Context Manipulation Attacks: Why Web Agents Need Secure Memory
Published on
July 14, 2025
Read time:
6 mins
Context Manipulation Attacks: Why Web Agents Need Secure Memory
  • We show that stateless web agents rely on external memory systems that can be corrupted, creating a critical new attack surface
  • In our previous work on Web3 agents, we introduced context manipulation and CrAIBench, demonstrating cross‐platform memory injection on ElizaOS (Figure 1)
  • Here we formalize “plan injection,” in which adversaries insert malicious steps into an agent’s task plan, achieving up to 3× higher success than prompt attacks
  • We evaluate both the Plan Injection Benchmark and the WebVoyager-Privacy Benchmark to show how semantic alignment drives attack efficacy
  • Standard prompt defenses cut prompt injection rates but leave plan injection largely unaffected, with 46 percent success on Agent-E and 63 percent on Browser-use

Figure 1. Information flow and context manipulation attack vectors for web agents.

Why agent memory matters

Autonomous web agents translate natural‐language instructions into browser actions but are inherently stateless. To maintain context they depend on memory stored client-side or by third parties, outside the secure boundary of centralized chat systems. This creates a vulnerability: malicious actors can tamper with stored context rather than just prompts or retrieved data.

Our previous work in Web3

In “Real AI Agents with Fake Memories,” we revealed how context manipulation attacks on Web3 agents can lead to unauthorized crypto transfers. We introduced CrAIBench, a 150+ task benchmark for financial agents, and demonstrated cross‐platform memory injection on ElizaOS (Discord → Twitter), resulting in irreversible fund theft.

 Figure 2. Plan injection attack to leak private data. Malicious steps (red) blend with legitimate subtasks.

Benchmarking plan injection and WebVoyager-Privacy

Plan Injection Benchmark (Agent-E)

  • 15 samples × 5 runs across four categories: factual, opinion, advertisement, privacy
  • Opinion tasks: 94.7 percent success for task-aligned vs 70.7 percent for non-contextual
  • Factual tasks: 18.7 percent for task-aligned vs 0 percent for non-contextual

Figure 3. Attack success rates across task categories and injection strategies for Agent-E.
Figure 4. Embedding-space analysis: context-chained injections achieve optimal balance between user and attacker similarity.

WebVoyager-Privacy Benchmark

  • 45 privacy tasks drawn from 9 domains of the WebVoyager dataset
  • Dynamic LLM-crafted injections ensure realistic scenarios
Figure 5. ASR for weak/strong prompt injection and single plan injection on Agent-E under different defenses.

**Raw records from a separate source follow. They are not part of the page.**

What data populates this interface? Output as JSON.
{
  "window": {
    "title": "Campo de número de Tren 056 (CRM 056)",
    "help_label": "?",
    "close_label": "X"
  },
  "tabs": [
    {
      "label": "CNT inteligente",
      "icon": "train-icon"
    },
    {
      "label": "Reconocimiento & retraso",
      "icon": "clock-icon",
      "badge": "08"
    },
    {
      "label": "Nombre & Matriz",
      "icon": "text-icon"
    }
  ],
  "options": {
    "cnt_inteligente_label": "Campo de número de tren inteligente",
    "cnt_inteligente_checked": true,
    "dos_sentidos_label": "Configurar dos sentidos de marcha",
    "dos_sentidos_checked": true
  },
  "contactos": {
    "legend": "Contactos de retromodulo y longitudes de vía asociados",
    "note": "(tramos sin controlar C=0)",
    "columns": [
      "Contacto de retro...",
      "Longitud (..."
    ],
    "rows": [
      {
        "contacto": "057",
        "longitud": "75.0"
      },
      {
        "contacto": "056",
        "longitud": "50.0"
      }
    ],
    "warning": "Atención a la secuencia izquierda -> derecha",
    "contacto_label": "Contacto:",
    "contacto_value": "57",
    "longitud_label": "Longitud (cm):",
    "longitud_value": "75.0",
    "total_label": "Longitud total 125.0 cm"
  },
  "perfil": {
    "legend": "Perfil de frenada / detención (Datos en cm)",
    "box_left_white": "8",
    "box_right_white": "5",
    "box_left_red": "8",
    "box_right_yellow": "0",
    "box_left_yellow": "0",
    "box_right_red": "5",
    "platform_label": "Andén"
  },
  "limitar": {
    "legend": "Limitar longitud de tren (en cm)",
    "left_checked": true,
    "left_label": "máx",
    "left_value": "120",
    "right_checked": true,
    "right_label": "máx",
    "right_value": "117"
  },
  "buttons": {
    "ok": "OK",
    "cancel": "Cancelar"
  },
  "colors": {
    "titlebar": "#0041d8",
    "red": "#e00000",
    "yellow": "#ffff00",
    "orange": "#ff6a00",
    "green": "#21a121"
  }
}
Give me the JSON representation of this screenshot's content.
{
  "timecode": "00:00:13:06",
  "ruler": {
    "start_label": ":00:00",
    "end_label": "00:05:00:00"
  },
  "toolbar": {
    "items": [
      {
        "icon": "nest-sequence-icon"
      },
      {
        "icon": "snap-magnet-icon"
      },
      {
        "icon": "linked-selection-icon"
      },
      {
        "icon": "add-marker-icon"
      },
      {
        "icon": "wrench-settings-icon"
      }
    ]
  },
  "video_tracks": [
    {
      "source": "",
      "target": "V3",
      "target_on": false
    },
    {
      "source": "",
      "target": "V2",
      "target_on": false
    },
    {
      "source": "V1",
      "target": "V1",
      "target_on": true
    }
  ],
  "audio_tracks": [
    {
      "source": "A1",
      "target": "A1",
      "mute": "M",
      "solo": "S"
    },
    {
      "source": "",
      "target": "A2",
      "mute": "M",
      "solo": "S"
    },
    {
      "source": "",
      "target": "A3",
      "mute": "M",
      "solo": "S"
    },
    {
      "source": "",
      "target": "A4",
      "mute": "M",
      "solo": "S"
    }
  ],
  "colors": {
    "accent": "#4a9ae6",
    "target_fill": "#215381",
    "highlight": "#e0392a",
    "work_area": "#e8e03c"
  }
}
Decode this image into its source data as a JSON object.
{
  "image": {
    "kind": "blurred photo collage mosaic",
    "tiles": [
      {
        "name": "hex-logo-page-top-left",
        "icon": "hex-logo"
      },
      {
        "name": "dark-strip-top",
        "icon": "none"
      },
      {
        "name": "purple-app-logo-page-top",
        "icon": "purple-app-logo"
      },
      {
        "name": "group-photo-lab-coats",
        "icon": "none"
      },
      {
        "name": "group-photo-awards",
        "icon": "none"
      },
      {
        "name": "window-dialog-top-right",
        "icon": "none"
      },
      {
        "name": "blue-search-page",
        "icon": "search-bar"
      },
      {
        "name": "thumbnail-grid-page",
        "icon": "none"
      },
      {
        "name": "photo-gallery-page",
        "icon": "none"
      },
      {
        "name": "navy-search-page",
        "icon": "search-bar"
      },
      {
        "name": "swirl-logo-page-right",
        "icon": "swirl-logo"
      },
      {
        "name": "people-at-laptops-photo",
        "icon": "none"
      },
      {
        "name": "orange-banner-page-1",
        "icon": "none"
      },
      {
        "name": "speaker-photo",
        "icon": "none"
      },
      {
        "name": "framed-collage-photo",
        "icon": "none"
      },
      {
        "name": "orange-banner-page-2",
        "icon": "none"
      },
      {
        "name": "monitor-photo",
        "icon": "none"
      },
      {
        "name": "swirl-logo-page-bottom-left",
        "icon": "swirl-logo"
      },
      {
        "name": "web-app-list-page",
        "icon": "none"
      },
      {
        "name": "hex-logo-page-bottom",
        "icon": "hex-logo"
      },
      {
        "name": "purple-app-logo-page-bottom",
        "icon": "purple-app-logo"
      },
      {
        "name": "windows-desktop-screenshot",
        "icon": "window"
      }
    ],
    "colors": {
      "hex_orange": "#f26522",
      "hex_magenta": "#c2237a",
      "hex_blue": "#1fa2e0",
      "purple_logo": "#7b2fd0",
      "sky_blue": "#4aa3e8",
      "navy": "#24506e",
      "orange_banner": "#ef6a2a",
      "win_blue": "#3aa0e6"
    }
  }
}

Figure 6. Comparison of injection sophistication levels on Agent-E and Browser-use. Context-chained injections clearly outperform other methods.

Defenses fall short

We implemented two prompt defenses, explicit security guidelines and sandwiching retrieved content. Both reduced prompt injection ASR from > 80 percent to < 20 percent. However, a single plan injection at planning time still achieved 46 percent on Agent-E and 63 percent on Browser-use.

Securing agent memory

Our findings show that prompt‐only defenses are insufficient. We recommend:

  • Semantic integrity checks to detect and remove malicious plan steps
  • Strict memory isolation and verifiable context modules in agent architectures

As web agents take on sensitive tasks, securing their memory layer is critical to prevent context manipulation attacks.